14/04/2017 – Cartel usava bingo para escolher empresas que fariam obras
O Globo
Dimitrius Dantas
Roleta de bingo foi utilizada para definir a ordem das empresas vencedoras das licitações
SÃO PAULO — SP-255 não está na cartela do bingo, mas as obras nessa rodovia foram direcionadas para a Odebrecht na base do sorteio. É o que revelou o ex-diretor de contratos da Odebrecht Infraestrutura, Roberto Cumplido. Segundo o ex-executivo da empresa, 30 empreiteiras usaram um globo de bingo para sortear as vencedoras das obras do Departamento de Estradas e Rodagens (DER) de São Paulo.
— O sorteio foi realizado para definir a ordem dos ganhadores, conforme as obras iam sendo licitadas, e não para decidir a obra específica que cada empresa venceria. Considerando o elevado número de empresas, o sorteio ocorreu através de globo utilizado para bingo — escreveu Cumplido em documento enviado ao Ministério Público Federal.
Posteriormente, em sua declaração à força-tarefa da Lava-Jato, o ex-executivo detalhou como cerca de 30 empresas decidiam as obras das rodovias de São Paulo. Segundo Cumplido, em uma reunião no Sindicato da Indústria da Construção Pesada de São Paulo (Sinicesp), as empresas fizeram o sorteio paa definir a ordem das empresas conforme novas licitações do DER surgiam.
— O DER anunciava que ia fazer três obras na região noroeste de São Paulo. Quem estava com o número 1, era o primeiro, quem estava com o número 2, era o segundo — disse.
Após serem agraciados com uma obra, as empreiteiras voltavam ao final da fila. Em 2005, o Departamento de Estradas e Rodagens anunciou uma licitação para a execução de obras rodoviárias de recuperação de rodovias do Estado de São Paulo, com seis lotes. A Odebrecht, ao que tudo indica, tinha o número três e ficou com o terceiro lote, referente à SP-255, que liga Araraquara a Boa Esperança do Sul.
A obra, licitada por R$ 41 milhões, era considerada pequena para a Odebrecht, mas foi aceita pela empresa porque o governo do estado preparava a licitação do Rodoanel e a empresa queria, por meio da obra, conseguir maior acesso na secretaria.

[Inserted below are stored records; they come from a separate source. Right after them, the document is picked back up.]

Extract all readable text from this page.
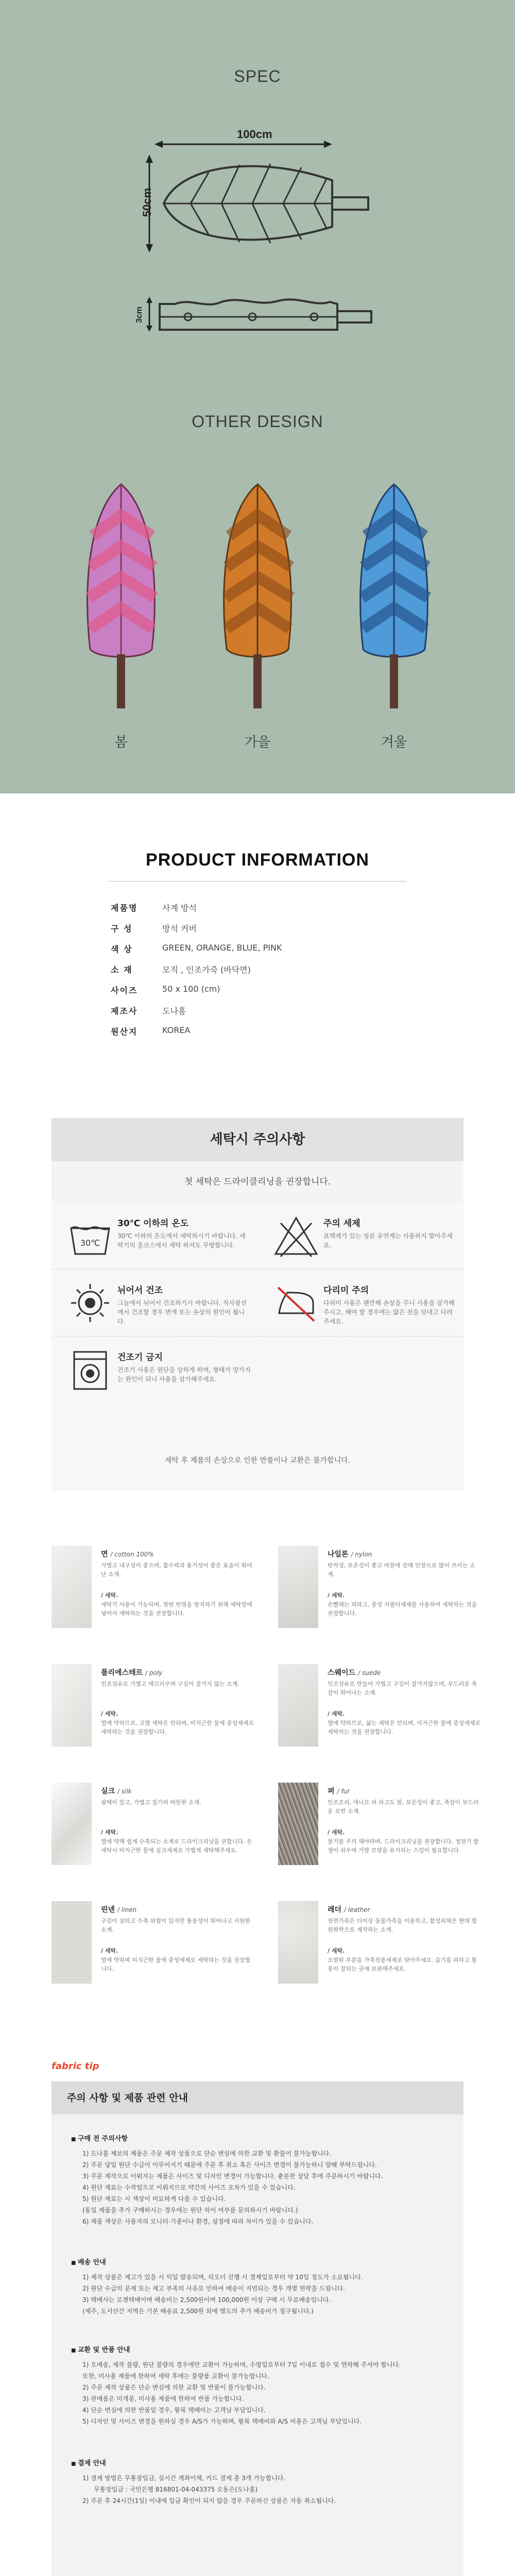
SPEC
100cm
50cm
3cm
OTHER DESIGN
봄	가을	겨울
PRODUCT INFORMATION
제품명	사계 방석
구 성	방석 커버
색 상	GREEN, ORANGE, BLUE, PINK
소 재	모직 , 인조가죽 (바닥면)
사이즈	50 x 100 (cm)
제조사	도나홈
원산지	KOREA
세탁시 주의사항
첫 세탁은 드라이클리닝을 권장합니다.
30℃
30℃ 이하의 온도
30℃ 이하의 온도에서 세탁하시기 바랍니다. 세탁기의 울코스에서 세탁 하셔도 무방합니다.
주의 세제
표백제가 있는 성분 유연제는 사용하지 말아주세요.
뉘어서 건조
그늘에서 뉘어서 건조하기시 바랍니다. 직사광선에서 건조할 경우 변색 또는 손상의 원인이 됩니다.
다리미 주의
다리미 사용은 웬만해 손상을 주니 사용을 삼가해주시고, 해야 할 경우에는 얇은 천을 덧대고 다려주세요.
건조기 금지
건조기 사용은 원단을 상하게 하며, 형태가 망가지는 원인이 되니 사용을 삼가해주세요.
세탁 후 제품의 손상으로 인한 반품이나 교환은 불가합니다.
면 / cotton 100%
가볍고 내구성이 좋으며, 흡수력과 통기성이 좋은 효율이 뛰어난 소재.
/ 세탁.
세탁기 사용이 가능하며, 첫번 빈명을 방지하기 위해 세탁망에 넣어서 세탁하는 것을 권장합니다.
나일론 / nylon
탄력성, 보온성이 좋고 마찰에 강해 인장으로 많이 쓰이는 소재.
/ 세탁.
손빨래는 피하고, 중성 저필터세제를 사용하여 세탁하는 것을 권장합니다.
폴리에스테르 / poly
인조섬유로 가볍고 매끄러우며 구김이 잘가지 않는 소재.
/ 세탁.
열에 약하므로, 고열 세탁은 안되며, 미지근한 물에 중성세제로 세탁하는 것을 권장합니다.
스웨이드 / suede
인조섬유로 만들어 가볍고 구김이 잘가지않으며, 부드러운 촉감이 뛰어나는 소재.
/ 세탁.
열에 약하므로, 삶는 세탁은 안되며, 미지근한 물에 중성세제로 세탁하는 것을 권장합니다.
실크 / silk
광택이 있고, 가볍고 질기며 따뜻한 소재.
/ 세탁.
열에 약해 쉽게 수축되는 소재로 드라이크리닝을 권합니다. 손세탁시 미지근한 물에 실크세제로 가볍게 세탁해주세요.
퍼 / fur
인조모피, 애니모 퍼 라고도 함, 보온성이 좋고, 촉감이 부드러운 보편 소재.
/ 세탁.
물기를 주의 해야하며, 드라이크리닝을 권장합니다. 정전기 발생이 쉬우며 가발 모양을 유지하는 스킬이 필요합니다.
린넨 / linen
구김이 심하고 수축 위험이 있지만 통풍성이 뛰어나고 시원한 소재.
/ 세탁.
열에 약하며 미지근한 물에 중성세제로 세탁하는 것을 권장합니다.
레더 / leather
천연가죽은 더이상 동물가죽을 이용하고, 합성피혁은 현대 합원화학으로 제작하는 소재.
/ 세탁.
오염된 부분을 가죽전용세제로 닦아주세요. 습기를 피하고 통풍이 잘되는 곳에 보관해주세요.
fabric tip
주의 사항 및 제품 관련 안내
■ 구매 전 주의사항
1) 도나홈 제보의 제품은 주문 제작 상품으로 단순 변심에 의한 교환 및 환불이 불가능합니다.
2) 주문 당일 원단 수급이 이루어지기 때문에 주문 후 취소 혹은 사이즈 변경이 불가능하니 양해 부탁드립니다.
3) 주문 제작으로 이뤄지는 제품은 사이즈 및 디자인 변경이 가능합니다. 충분한 상담 후에 주문하시기 바랍니다.
4) 원단 재료는 수작업으로 이뤄지므로 약간의 사이즈 오차가 있을 수 있습니다.
5) 원단 재료는 시 색상이 미묘하게 다를 수 있습니다.
(동일 제품을 추가 구매하시는 경우에는 원단 차이 여부를 문의하시기 바랍니다.)
6) 제품 색상은 사용자의 모니터·기종이나 환경, 설정에 따라 차이가 있을 수 있습니다.
■ 배송 안내
1) 제작 상품은 제고가 있을 시 익일 발송되며, 리오더 진행 시 결제일로부터 약 10일 정도가 소요됩니다.
2) 원단 수급의 문제 또는 제고 부족의 사유로 인하여 배송이 지연되는 경우 개별 연락을 드립니다.
3) 택배사는 로젠택배이며 배송비는 2,500원이며 100,000원 이상 구매 시 무료배송입니다.
(제주, 도서산간 지역은 기본 배송료 2,500원 외에 별도의 추가 배송비가 청구됩니다.)
■ 교환 및 반품 안내
1) 오배송, 제작 불량, 원단 불량의 경우에만 교환이 가능하며, 수령일로부터 7일 이내로 접수 및 연락해 주셔야 합니다.
또한, 미사용 제품에 한하여 세탁 후에는 불량품 교환이 불가능합니다.
2) 주문 제작 상품은 단순 변심에 의한 교환 및 반품이 불가능합니다.
3) 판매품은 미개봉, 미사용 제품에 한하여 반품 가능합니다.
4) 단순 변심에 의한 반품일 경우, 왕복 택배비는 고객님 부담입니다.
5) 디자인 및 사이즈 변경을 원하실 경우 A/S가 가능하며, 왕복 택배비와 A/S 비용은 고객님 부담입니다.
■ 결제 안내
1) 결제 방법은 무통장입금, 실시간 계좌이체, 카드 결제 총 3개 가능합니다.
무통장입금 : 국민은행 816801-04-043375 오동은(도나홈)
2) 주문 후 24시간(1일) 이내에 입금 확인이 되지 않을 경우 주문하신 상품은 자동 취소됩니다.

— Nessa época, o governo estava começando a soltar obras do DER acima de 20, 30, 40 milhões. Já eram números que começavam a dar mais ou menos para pagar seu custo fixo, mas também estar dentro da secretaria, então essa era a ideia — disse Cumplido.
DOIS PATINHOS NA LAGOA
Após a Odebrecht conseguir a vitória na licitação, Roberto Cumplido, o então diretor-superintendente do DER, Mário Rodrigues Júnior, teria convocado Cumplido para uma reunião no departamento. Segundo Cumplido, Rodrigues Júnior solicitou o pagamento de 4% sobre o valor do contrato como propina. Segundo o diretor, o valor seria utilizado para financiamento de campanhas eleitorais. Depois, foi a vez de Mário Augusto Fattori Boschiero, então diretor do DR4, uma das diretorias regionais do departamento, também o convocou para uma reunião, solicitando 1% do valor do contrato como propina para o bom andamento da obra.
Os pagamentos foram autorizados por Benedito Júnior, ex-presidente da Odebrecht Infraestrutura e que também fez delação sobre o caso. Segundo o executivo, ele não sabia de ligação política nos pedidos feitos pelos funcionários do Departamento. A partir de 2007, o valor de 4% passou a ser pago a Júlio Astolphi, diretor de Engenharia do DER.
Procurada, a Secretaria de Logística e Transportes soltpou uma nota: “O Departamento de Estradas de Rodagem (DER) enfatiza que todos os contratos de obras realizadas pelo órgão foram devidamente aprovados pelo Tribunal de Contas do Estado (TCE), incluindo a executada entre 2005 e 2008 na rodovia SP-225. O DER ressalta que não compactua com qualquer tipo de irregularidade, que preza pela total transparência de seus serviços e está à disposição das autoridades para prestar todos os esclarecimentos necessários para o avanço das investigações”.